TOP-004-2 requires TOPs to “implement formal policies and procedures to provide for transmission reliability,” including switching transmission elements. AECI reported to SERC in March 2017 that one of its G&Ts had failed to follow the cooperative’s switching order procedure (SOP) following the inadvertent trip of a circuity breaker during relay testing at a substation. The operator at the G&T did not contact AECI prior to returning the breaker to service as required in the SOP.

SERC rated the violation as a moderate risk but noted that AECI had reported a similar incident of noncompliance with TOP-004-2 in 2015 (NP16-21). “The underlying cause of the prior noncompliance was similar, and the mitigation for the prior noncompliance should have prevented [this] noncompliance,” the RE said.

AECI’s mitigation plan, submitted Sept. 13, 2019, includes semiannual training for all G&T relay technicians on the SOP, along with modifying system control software to remind operators to contact AECI prior to operating BPS elements.

Training, Certification Round out Violations

AECI’s report of its PER-003-0 violation, submitted on July 24, 2019, saw the cooperative acknowledge that personnel working in the RDCs operated by its G&Ts had failed to obtain valid NERC certificates as required by the standard. SERC also attributed this shortcoming to management oversight on the part of AECI, alleging that the cooperative’s agreement with its G&Ts did not fully account for the functions they were expected to perform. As a result, AECI did not realize that the responsibilities of the affected positions required staff that were fully certified by NERC.

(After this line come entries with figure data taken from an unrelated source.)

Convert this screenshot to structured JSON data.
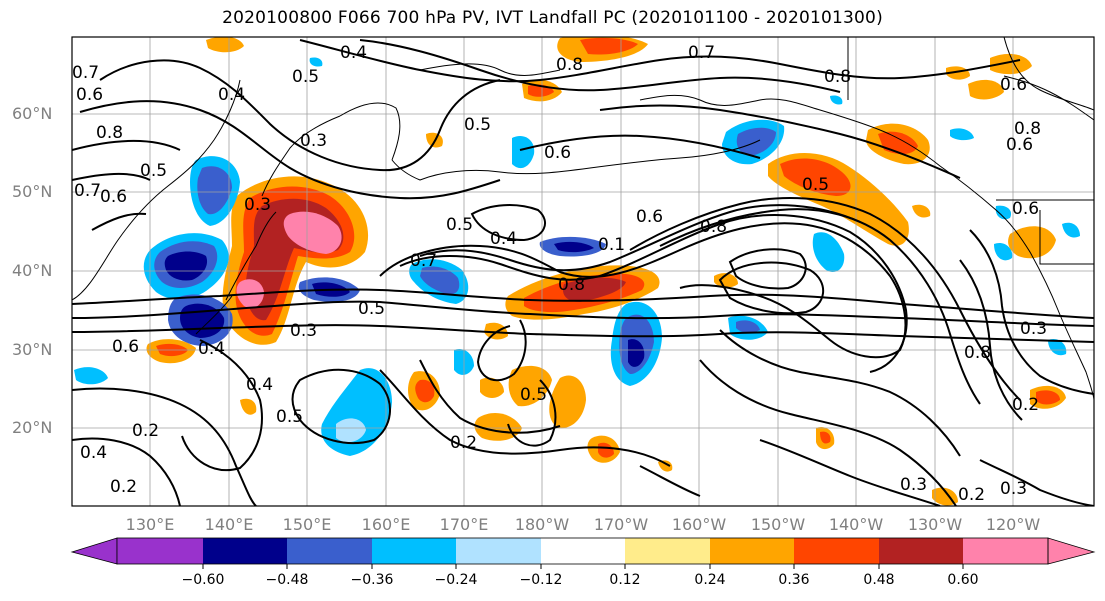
{
  "title": "2020100800 F066 700 hPa PV, IVT Landfall PC (2020101100 - 2020101300)",
  "lat_labels": [
    "60°N",
    "50°N",
    "40°N",
    "30°N",
    "20°N"
  ],
  "lon_labels": [
    "130°E",
    "140°E",
    "150°E",
    "160°E",
    "170°E",
    "180°W",
    "170°W",
    "160°W",
    "150°W",
    "140°W",
    "130°W",
    "120°W"
  ],
  "colorbar": {
    "ticks": [
      "−0.60",
      "−0.48",
      "−0.36",
      "−0.24",
      "−0.12",
      "0.12",
      "0.24",
      "0.36",
      "0.48",
      "0.60"
    ],
    "colors": [
      "#9932cc",
      "#00008b",
      "#3a5fcd",
      "#00bfff",
      "#b0e2ff",
      "#ffffff",
      "#ffec8b",
      "#ffa500",
      "#ff4500",
      "#b22222",
      "#ff82ab"
    ],
    "extend": "both"
  },
  "contour_labels": [
    "0.4",
    "0.5",
    "0.7",
    "0.6",
    "0.8",
    "0.3",
    "0.5",
    "0.7",
    "0.6",
    "0.8",
    "0.5",
    "0.6",
    "0.4",
    "0.5",
    "0.4",
    "0.7",
    "0.3",
    "0.5",
    "0.8",
    "0.4",
    "0.5",
    "0.3",
    "0.4",
    "0.6",
    "0.2",
    "0.5",
    "0.2",
    "0.4",
    "0.2",
    "0.8",
    "0.6",
    "0.8",
    "0.6",
    "0.7",
    "0.6",
    "0.8",
    "0.2",
    "0.3",
    "0.2",
    "0.3",
    "0.6",
    "0.8",
    "0.3",
    "0.5",
    "0.1"
  ]
}
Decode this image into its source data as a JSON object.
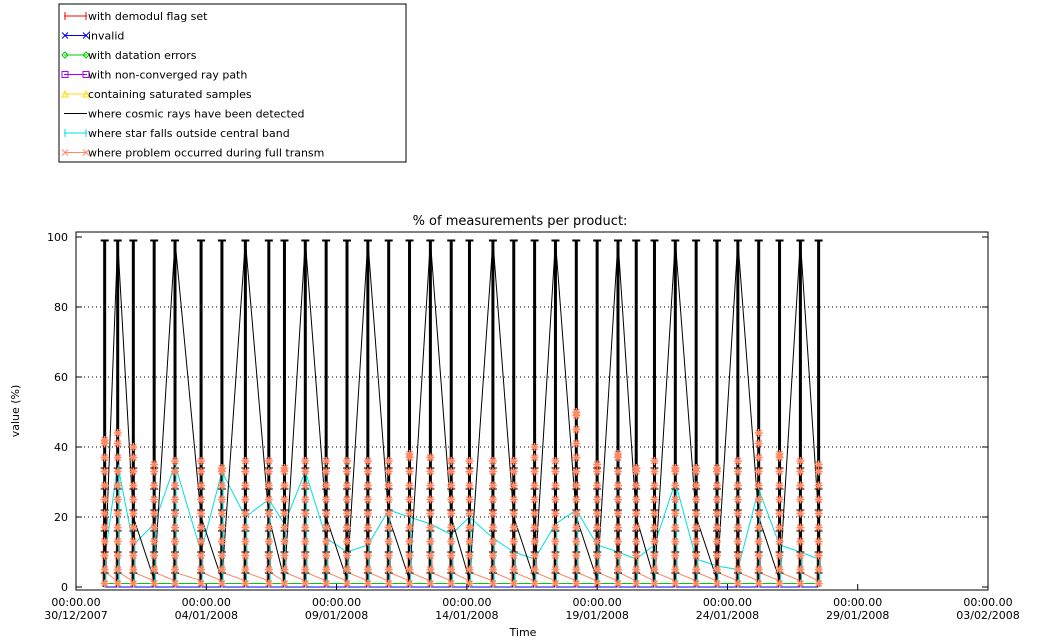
{
  "chart_data": {
    "type": "line",
    "title": "% of measurements per product:",
    "xlabel": "Time",
    "ylabel": "value (%)",
    "ylim": [
      0,
      100
    ],
    "yticks": [
      "0",
      "20",
      "40",
      "60",
      "80",
      "100"
    ],
    "x_range": [
      "30/12/2007",
      "03/02/2008"
    ],
    "xticks": [
      {
        "time": "00:00.00",
        "date": "30/12/2007"
      },
      {
        "time": "00:00.00",
        "date": "04/01/2008"
      },
      {
        "time": "00:00.00",
        "date": "09/01/2008"
      },
      {
        "time": "00:00.00",
        "date": "14/01/2008"
      },
      {
        "time": "00:00.00",
        "date": "19/01/2008"
      },
      {
        "time": "00:00.00",
        "date": "24/01/2008"
      },
      {
        "time": "00:00.00",
        "date": "29/01/2008"
      },
      {
        "time": "00:00.00",
        "date": "03/02/2008"
      }
    ],
    "grid": "horizontal dotted",
    "legend_position": "top-left, outside plot",
    "series": [
      {
        "name": "with demodul flag set",
        "color": "#ff0000",
        "marker": "plus"
      },
      {
        "name": "invalid",
        "color": "#0000ff",
        "marker": "x"
      },
      {
        "name": "with datation errors",
        "color": "#00cc00",
        "marker": "diamond"
      },
      {
        "name": "with non-converged ray path",
        "color": "#aa00ff",
        "marker": "square"
      },
      {
        "name": "containing saturated samples",
        "color": "#ffdd00",
        "marker": "triangle"
      },
      {
        "name": "where cosmic rays have been detected",
        "color": "#000000",
        "marker": "none"
      },
      {
        "name": "where star falls outside central band",
        "color": "#00e0e0",
        "marker": "bar"
      },
      {
        "name": "where problem occurred during full transm",
        "color": "#ff8866",
        "marker": "asterisk"
      }
    ],
    "orbit_days": [
      1.1,
      1.6,
      2.2,
      3.0,
      3.8,
      4.8,
      5.6,
      6.5,
      7.4,
      8.0,
      8.8,
      9.6,
      10.4,
      11.2,
      12.0,
      12.8,
      13.6,
      14.4,
      15.1,
      16.0,
      16.8,
      17.6,
      18.4,
      19.2,
      20.0,
      20.8,
      21.5,
      22.2,
      23.0,
      23.8,
      24.6,
      25.4,
      26.2,
      27.0,
      27.8,
      28.5
    ],
    "cosmic_peak": 99,
    "star_band_values": [
      8,
      35,
      12,
      18,
      35,
      10,
      33,
      20,
      25,
      18,
      33,
      14,
      10,
      12,
      22,
      20,
      18,
      15,
      20,
      14,
      10,
      8,
      18,
      22,
      12,
      10,
      8,
      12,
      30,
      8,
      6,
      5,
      28,
      12,
      10,
      8
    ],
    "full_transm_values": [
      42,
      44,
      40,
      35,
      36,
      36,
      34,
      36,
      36,
      34,
      36,
      36,
      36,
      36,
      36,
      38,
      37,
      36,
      36,
      36,
      36,
      40,
      36,
      50,
      35,
      38,
      34,
      36,
      34,
      34,
      34,
      36,
      44,
      38,
      36,
      35
    ],
    "datation_level": 1,
    "invalid_level": 0
  }
}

SERC determined that this violation posed a serious risk to the reliability of the BPS, as did the violation of PER-005-1, under which AECI reported that it did not have a systematic approach for training system operators employed by its G&Ts. The utility committed to mitigation activities for the PER-003-0 violation, including the creation of a NERC certification and training task force and a program to ensure management and implementation of the standard.

AECI’s proposed certification and training task force is a factor in planned mitigation measures for PER-005-1 as well. In addition, the entity is also developing a list of company-specific reliability tasks for all G&Ts along with programs to verify the capabilities of personnel assigned to perform those tasks. Mitigation for the PER-005-1 infringement was reported complete earlier this year, while the PER-003-0 mitigation is expected to be finished by next June.